Mi tía Pepa era una mujer que al final de sus días se volvió beata. Pepita como le decían tenía amigos y amigas que la querían mucho, sin embargo no fue santo de mi devoción. Me resultaba cargante. Y su posterior ñoñez resultaba horrenda para mi modo de pensar amén de una hipocresía enorme. No obstante tengo que sonreír ante una confesión auténtica que hizo y a lo que el cura le respondió como ahora vereis.

Pues ella va a confesar y se acusa de gula. El cura le pregunta el porqué, a lo que ella responde que porque se había zampado dos platos de lentejas qué qué.
El hombre le dice, Pepita, hija, eso no es gula.
Pues qué sino es padre.
Hambre, hija, hambre.

No me lo invento. No se inventar cosas. Puedo transformarlas pero no inventar como decía el hijo de Thomas Mann. ¿O era el hermano? No no, era el hijo. Creo...

Empieza el crepúsculo. Rojo claro y amarillo. En el horizonte hileras de nubes. Las montañas de África se perfilan lenes, casi insinuantes. No como ayer espléndidas, definidas ,exigentes en su perfecta definición.

Una nube parece la cabeza de un ratón supersónico. Al segundo la cabeza del ratón se desprende y de una extraña cola que le seguía surge la cabeza de un dragón. Si seguimos mirando asoma un pavo sin patas y con su moco colgando. Detrás una serie de arabescos y tras ellos una hormiga gigantesca. Ahora un pelicano emprende el vuelo, de su pico gordo y robusto cuelga un gusano retorcido y tridimensional. El pelicano pierde el pico y so sustituye el enorme gusano.

Un colibrí se sube a una mujer destetada y culona. Como algunos tiburones llevan esos pecesillos adheridos. O son las ballenas.

No estoy para murgas. Se acabó el mirar para el cielo. No puedo describir lo que veo. La transformación se sucede con tal celeridad que no me da tiempo a nada. El cielo siempre me deja atónita.

Quién inventó la tristeza. Quién habló de tristeza. Merece unos buenos azotes.

lunes, 15 de diciembre de 2008

Dicen que...

en Suecia, el país más socialmente avanzado de Europa, es donde más suicidios se cometen.
Me pregunto si el clima influye en esas muertes voluntarias. Lo cierto es que la alegría parece proceder del sol. Cuando este luce nuestro ánimo se transforma, nuestro cuerpo también.
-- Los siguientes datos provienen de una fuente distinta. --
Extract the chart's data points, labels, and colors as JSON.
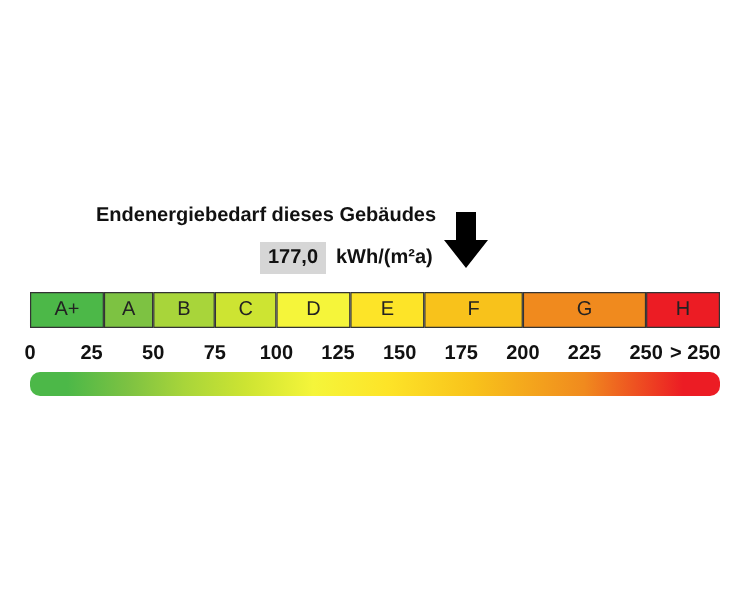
{
  "chart_data": {
    "type": "bar",
    "orientation": "horizontal",
    "stacked": true,
    "title": "Endenergiebedarf dieses Gebäudes",
    "xlabel": "kWh/(m²a)",
    "categories": [
      null
    ],
    "tick_labels": "x",
    "xlim": [
      0,
      280
    ],
    "xticks": [
      0,
      25,
      50,
      75,
      100,
      125,
      150,
      175,
      200,
      225,
      250,
      {
        "value": 270,
        "label": "> 250"
      }
    ],
    "series": [
      {
        "name": "A+",
        "color": "#4cb848",
        "values": [
          30
        ]
      },
      {
        "name": "A",
        "color": "#7dc242",
        "values": [
          20
        ]
      },
      {
        "name": "B",
        "color": "#a8d53a",
        "values": [
          25
        ]
      },
      {
        "name": "C",
        "color": "#cde432",
        "values": [
          25
        ]
      },
      {
        "name": "D",
        "color": "#f5f53a",
        "values": [
          30
        ]
      },
      {
        "name": "E",
        "color": "#fde428",
        "values": [
          30
        ]
      },
      {
        "name": "F",
        "color": "#f8c21b",
        "values": [
          40
        ]
      },
      {
        "name": "G",
        "color": "#f08a1e",
        "values": [
          50
        ]
      },
      {
        "name": "H",
        "color": "#ec1c24",
        "values": [
          30
        ]
      }
    ],
    "annotations": [
      "177,0"
    ]
  }
}
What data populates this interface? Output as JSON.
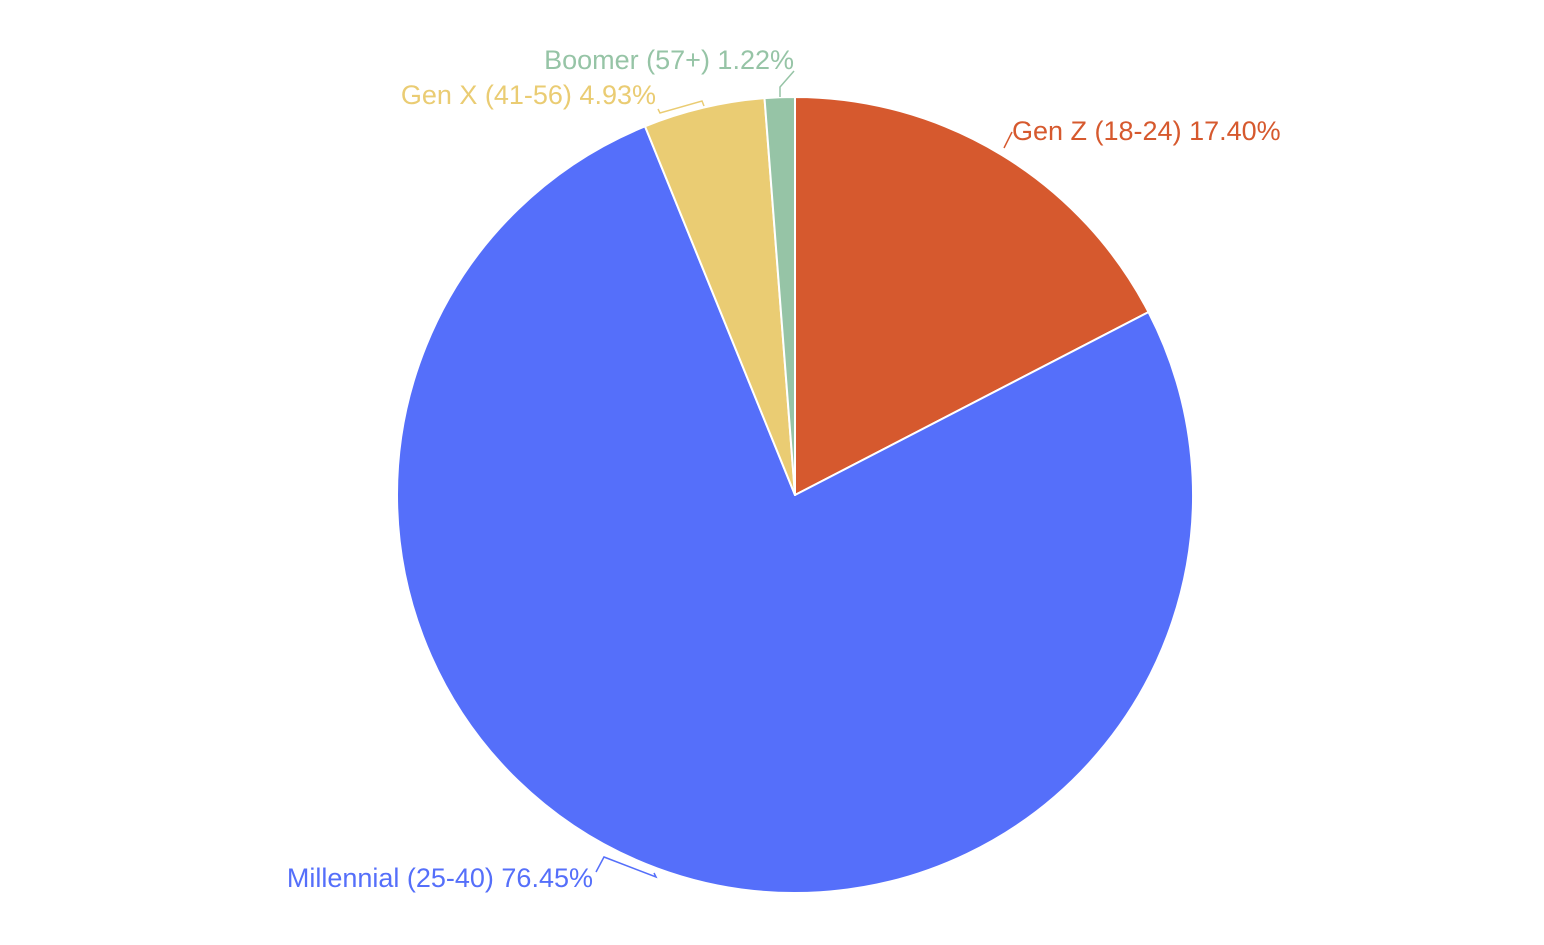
{
  "chart_data": {
    "type": "pie",
    "title": "",
    "start_angle_deg": 0,
    "direction": "clockwise",
    "slice_border_color": "#ffffff",
    "slices": [
      {
        "name": "Gen Z (18-24)",
        "value": 17.4,
        "label": "Gen Z (18-24) 17.40%",
        "color": "#D6592E"
      },
      {
        "name": "Millennial (25-40)",
        "value": 76.45,
        "label": "Millennial (25-40) 76.45%",
        "color": "#556FFA"
      },
      {
        "name": "Gen X (41-56)",
        "value": 4.93,
        "label": "Gen X (41-56) 4.93%",
        "color": "#EACC73"
      },
      {
        "name": "Boomer (57+)",
        "value": 1.22,
        "label": "Boomer (57+) 1.22%",
        "color": "#96C4A6"
      }
    ]
  }
}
Si es o no cierto lo desconozco, pero si pienso en los desfavorecidos me inclino por el calor, porque el frío en sus circunstancias los hace más frágiles si cabe.
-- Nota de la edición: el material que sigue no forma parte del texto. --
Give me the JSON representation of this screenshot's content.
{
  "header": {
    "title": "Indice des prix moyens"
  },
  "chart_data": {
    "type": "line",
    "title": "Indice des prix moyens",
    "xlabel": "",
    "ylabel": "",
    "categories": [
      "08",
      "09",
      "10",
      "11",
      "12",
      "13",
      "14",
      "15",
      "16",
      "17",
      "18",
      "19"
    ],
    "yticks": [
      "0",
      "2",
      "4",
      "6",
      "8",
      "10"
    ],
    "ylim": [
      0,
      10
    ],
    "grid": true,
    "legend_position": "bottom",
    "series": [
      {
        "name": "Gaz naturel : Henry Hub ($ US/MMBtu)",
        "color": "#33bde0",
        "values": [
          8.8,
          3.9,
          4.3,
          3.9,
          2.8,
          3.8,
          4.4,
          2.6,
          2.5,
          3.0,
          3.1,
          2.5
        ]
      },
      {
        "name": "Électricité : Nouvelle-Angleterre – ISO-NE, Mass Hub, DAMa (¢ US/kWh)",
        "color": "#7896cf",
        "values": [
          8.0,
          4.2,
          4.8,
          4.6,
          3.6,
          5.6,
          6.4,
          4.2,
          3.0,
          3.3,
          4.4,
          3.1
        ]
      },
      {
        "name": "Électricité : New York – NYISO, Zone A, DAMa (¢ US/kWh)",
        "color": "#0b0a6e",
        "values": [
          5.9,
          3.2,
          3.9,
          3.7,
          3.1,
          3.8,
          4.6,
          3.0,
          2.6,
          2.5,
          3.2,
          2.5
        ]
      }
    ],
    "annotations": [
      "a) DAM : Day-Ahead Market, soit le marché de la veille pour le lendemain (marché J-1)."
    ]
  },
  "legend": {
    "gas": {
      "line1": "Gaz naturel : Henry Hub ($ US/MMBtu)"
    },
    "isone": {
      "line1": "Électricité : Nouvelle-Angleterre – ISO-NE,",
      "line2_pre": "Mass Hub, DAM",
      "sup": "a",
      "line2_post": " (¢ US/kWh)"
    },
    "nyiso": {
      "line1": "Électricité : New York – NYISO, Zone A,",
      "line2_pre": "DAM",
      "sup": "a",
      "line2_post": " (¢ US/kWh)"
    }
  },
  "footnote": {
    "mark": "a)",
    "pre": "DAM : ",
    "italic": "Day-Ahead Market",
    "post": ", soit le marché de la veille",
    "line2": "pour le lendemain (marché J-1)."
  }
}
No nos extrañamos de que los indigentes mueran de frío en las calles. Estamos acostumbrados a verlo en televisión.

Yo no se a vosotros, pero a mi me da la sensación de que no les importan a nadie. Ya, incluso hay gente capaz de divertirse asesinandolos. Para esos, no se si denominarlos seres humanos, no significan nada.

Precisamente, en este, especialmente frío invierno-si bien en el calendario aún es otoño-son los que más sufren el rigor de la temperatura. Justo en los días más festivos morirán abandonados a su suerte en cualquier calle de cualquier ciudad. Que cruel puede llegar a ser la vida. Entretanto otros dilapidan fortunas haciendo caso omiso del desamparo de esas personas que, quién sabe lo que los echó a esa vida.

Personalmente conocí a un señor con el que algunos se divertían tirándole restos de pizza donde más sucio estaba para que él los recogiese. Indagué en las cercanías y pude saber que aquel señor había sido un afamado cirujano.

Creo que da para pensar, ya sea por un momento para agradecer lo que tenemos.

Feliz día empero.

domingo, 14 de diciembre de 2008

pensando en maria

Qué lejos estoy del suelo donde he nacido....
Tú, amada lunatikk, elegiste un lejano país para aposentarte. Nada más ni nada menos que al otro lado del gran charco. Te fuiste a la pampa verdadera: a Argentina.

Es lo malo que tiene tener amigas y amigos jóvenes. Su búsqueda no tiene límites geográficos .Hoy están aquí y mañana no se sabe donde.
¡Ay! Mis queridos correcaminos.¡ Os echo de menos!

Hoy te envié un correo. ¿Cuando lo recibirás? ¿Cuando responderás? ¡Qué temblor mientras se te espera!

Tú en la Pampa, David en el océano entre ola y ola, de puerto en puerto. Y yo esperando vuestras noticias como una madre sin sueño, vigilante, espectante.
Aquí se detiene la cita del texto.